Cluster Quality (Silhouette Scores)
Cohesion measure for each cluster (1=perfect separation, 0=borderline, <0=misclassified)
Silhouette scores range from 0.232 to 0.314, with an overall average of 0.272. 0 of 4 clusters show strong cohesion (>0.5), while 2 clusters contain borderline or overlapping points.
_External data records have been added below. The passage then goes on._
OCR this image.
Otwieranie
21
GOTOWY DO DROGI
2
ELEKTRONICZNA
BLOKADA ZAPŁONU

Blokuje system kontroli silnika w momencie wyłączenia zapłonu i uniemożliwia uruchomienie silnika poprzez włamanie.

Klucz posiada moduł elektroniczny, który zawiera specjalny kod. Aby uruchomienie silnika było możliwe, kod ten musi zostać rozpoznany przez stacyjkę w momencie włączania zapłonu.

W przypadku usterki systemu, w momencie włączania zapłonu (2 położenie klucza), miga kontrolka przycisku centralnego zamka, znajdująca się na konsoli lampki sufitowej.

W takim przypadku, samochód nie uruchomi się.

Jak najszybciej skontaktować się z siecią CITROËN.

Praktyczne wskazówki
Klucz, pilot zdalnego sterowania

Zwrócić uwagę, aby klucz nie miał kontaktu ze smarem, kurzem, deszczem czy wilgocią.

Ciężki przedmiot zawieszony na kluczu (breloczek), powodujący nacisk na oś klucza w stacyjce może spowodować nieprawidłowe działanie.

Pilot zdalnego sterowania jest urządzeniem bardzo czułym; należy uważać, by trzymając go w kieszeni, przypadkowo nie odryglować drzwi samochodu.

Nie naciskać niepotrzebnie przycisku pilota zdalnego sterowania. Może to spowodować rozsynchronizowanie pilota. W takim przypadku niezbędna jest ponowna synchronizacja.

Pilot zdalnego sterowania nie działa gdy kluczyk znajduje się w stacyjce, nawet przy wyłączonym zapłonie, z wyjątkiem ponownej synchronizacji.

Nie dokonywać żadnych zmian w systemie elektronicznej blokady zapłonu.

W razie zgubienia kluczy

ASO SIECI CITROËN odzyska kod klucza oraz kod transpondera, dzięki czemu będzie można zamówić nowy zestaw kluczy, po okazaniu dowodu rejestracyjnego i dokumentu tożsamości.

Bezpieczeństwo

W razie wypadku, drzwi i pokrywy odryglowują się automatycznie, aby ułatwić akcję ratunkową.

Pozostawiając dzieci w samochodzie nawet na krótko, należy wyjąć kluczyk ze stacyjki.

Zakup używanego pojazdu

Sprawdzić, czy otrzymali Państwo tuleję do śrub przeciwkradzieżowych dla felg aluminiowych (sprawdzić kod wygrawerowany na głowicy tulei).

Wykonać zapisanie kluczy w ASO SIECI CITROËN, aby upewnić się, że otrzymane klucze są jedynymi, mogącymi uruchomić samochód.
Scores near 1 indicate tight, well-separated clusters suitable for targeting, while lower scores suggest segment boundaries may be ambiguous.
Top Customers by Monetary Value
Highest-spending customers and their RFM characteristics by segment
| Cluster | Customer ID | Recency Days | Monetary Value | Frequency Count |
|---|---|---|---|---|
| Segment 1 | 15838 | 65 | 1790 | 1 |
| Segment 2 | 17450 | 71 | 1155 | 4 |
| Segment 2 | 14646 | 3 | 867.9 | 8 |
| Segment 2 | 14911 | 3 | 686.1 | 27 |
| Segment 2 | 14156 | 33 | 586 | 5 |
| Segment 1 | 16333 | 124 | 540 | 1 |
| Segment 1 | 13082 | 255 | 390 | 1 |
| Segment 2 | 12748 | 5 | 294.8 | 26 |
| Segment 2 | 13408 | 18 | 270.4 | 4 |
| Segment 1 | 15061 | 212 | 244.8 | 1 |
| Segment 2 | 14298 | 53 | 244 | 4 |
| Segment 2 | 14096 | 5 | 218.2 | 10 |
| Segment 1 | 12415 | 144 | 217.4 | 2 |
| Segment 1 | 14608 | 30 | 204 | 1 |
| Segment 1 | 12590 | 212 | 203.4 | 1 |
| Segment 1 | 15189 | 205 | 194.1 | 2 |
| Segment 1 | 16684 | 310 | 183.6 | 1 |
| Segment 2 | 12433 | 1 | 180.9 | 4 |
| Segment 1 | 13798 | 94 | 179 | 1 |
| Segment 1 | 16003 | 360 | 175.2 | 1 |
Top 20 customers by spending are dominated by Segment 1 (11 of top 20), which likely represents your most valuable and retention-critical segment. These customers show spending from 175.20 to 1790.00 with varying recency (1 to 360 days) and transaction frequency (1 to 27). Prioritizing retention and upsell strategies for this segment can maximize customer lifetime value.
Recency Distribution by Segment
Distribution of days since last purchase for each customer segment
Segment 4 shows the most recent purchase behavior (median: 24 days), while Segment 1 contains customers at higher risk of churn with longer recency (median: 193 days). Recency variation within segments (visible in box widths) reveals customer engagement patterns—tight boxes indicate consistent behavior, wide boxes suggest mixed engagement levels requiring segment-specific retention strategies.